Problem D
Stigavörður
You really like playing games with your friend. This time, however, you are stuck being the score keeper for two of your friends. They are playing a game where $n$ numbered tiles lay on the board in a line. The players can do one of two moves each turn:
-
Select a single tile and change the number on a that tile.
-
Select some two numbers $j$ and $k$, such that $1 \leq j \leq k \leq n$ and score
\[ a_ j \oplus a_{j + 1} \oplus \dots \oplus a_{k - 1} \oplus a_ k \]points, where $a_ i$ is the number on the $i$-th tile and $p\oplus q = \mathrm{gcd}(p,q)$ represents the greatest common divisor of $p$ and $q$, that is, the largest integer $s$ such that both $p/s$ and $q/s$ have no remainder.
You are not quite sure what the goal of the game is, but that does not matter.

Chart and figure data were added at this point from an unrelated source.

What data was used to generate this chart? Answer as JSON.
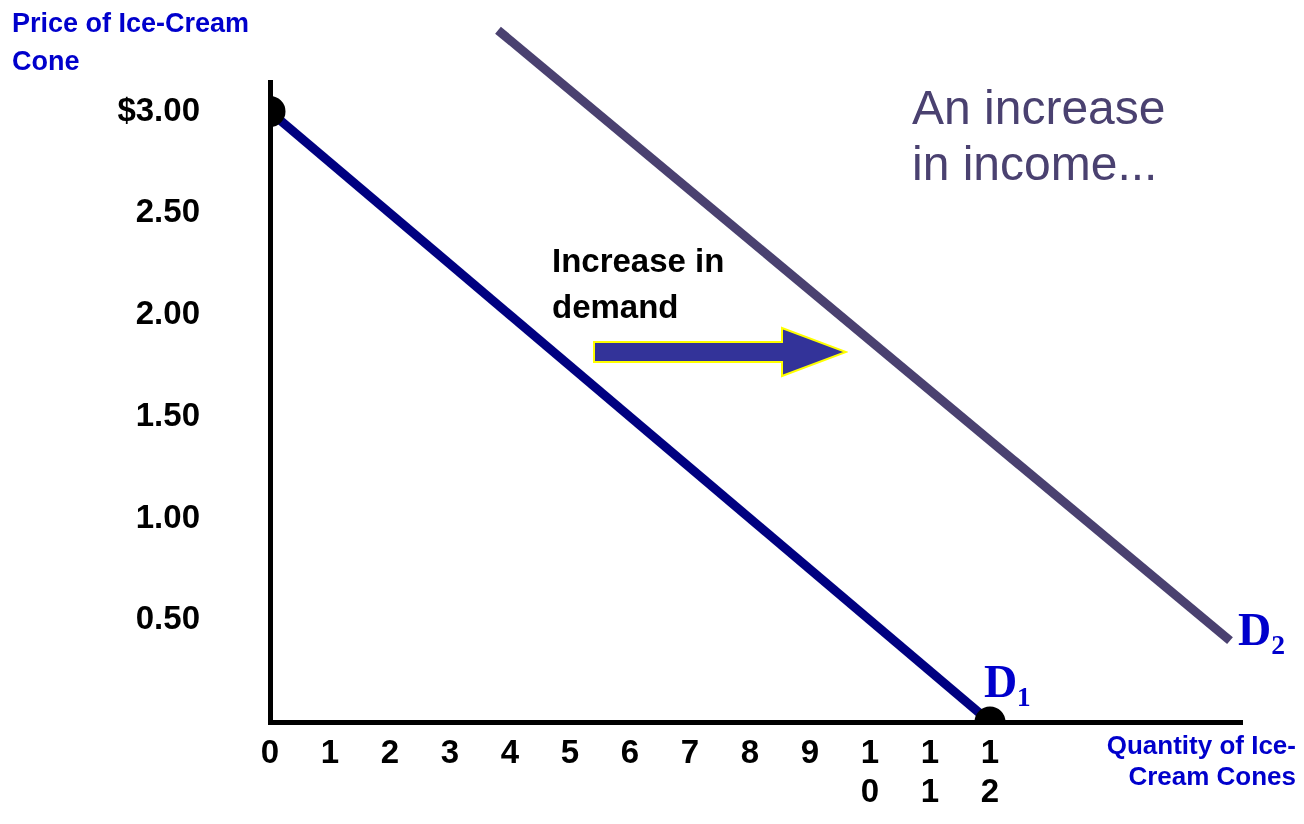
{
  "chart_data": {
    "type": "line",
    "ylabel": "Price of Ice-Cream Cone",
    "xlabel": "Quantity of Ice-Cream Cones",
    "xlim": [
      0,
      16.2
    ],
    "ylim": [
      0,
      3.45
    ],
    "xticks": [
      0,
      1,
      2,
      3,
      4,
      5,
      6,
      7,
      8,
      9,
      10,
      11,
      12
    ],
    "yticks": [
      {
        "value": 0,
        "label": null
      },
      {
        "value": 0.5,
        "label": "0.50"
      },
      {
        "value": 1,
        "label": "1.00"
      },
      {
        "value": 1.5,
        "label": "1.50"
      },
      {
        "value": 2,
        "label": "2.00"
      },
      {
        "value": 2.5,
        "label": "2.50"
      },
      {
        "value": 3,
        "label": "$3.00"
      }
    ],
    "grid": false,
    "legend": false,
    "series": [
      {
        "name": "D₁",
        "color": "#000080",
        "x": [
          0,
          12
        ],
        "values": [
          3,
          0
        ],
        "marker": "circle"
      },
      {
        "name": "D₂",
        "color": "#4a4170",
        "x": [
          3.8,
          16
        ],
        "values": [
          3.4,
          0.4
        ],
        "marker": "none"
      }
    ],
    "annotations": [
      "An increase in income...",
      "Increase in demand"
    ]
  }
}
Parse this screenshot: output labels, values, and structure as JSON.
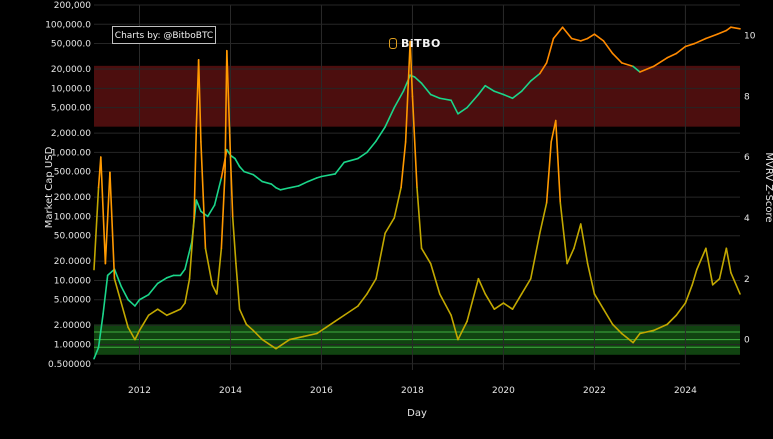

All you need to do is keep track of the scores.
Input
The first line of the input contains two integers $n$ and $q$, where $1 \leq n \leq 10^5$ and $1 \leq q \leq 10^5$. The next line contains $n$ integers, all of which are larger than zero, but none of which are larger than $10^9$. The next $q$ lines each contain three integers $x$, $y$, and $z$. Each line describes a single turn in the game. The integer $x$ is either $1$ or $2$. If $x=1$, then $1 \leq y \leq n$ and $1 \leq z \leq 10^9$, and this means a player changed the number on the $y$-th tile to $z$. If $x=2$, then $1 \leq y \leq z \leq n$, and this means a player scored, as described above, with $j=y$ and $k=z$.
Output
For each turn in the game, in order, where a player scores, the output should contain a line with the score achieved that turn.
Scoring
|
Group |
Points |
Scoring |
|
1 |
50 |
$1 \leq n, q \leq 100$ |
|
2 |
50 |
No further constraints |
| Sample Input 1 | Sample Output 1 |
|---|---|
4 7 1000000000 7 4 100 2 1 1 2 2 2 2 3 3 2 4 4 2 1 4 1 2 6 2 1 4 |
1000000000 7 4 100 1 2 |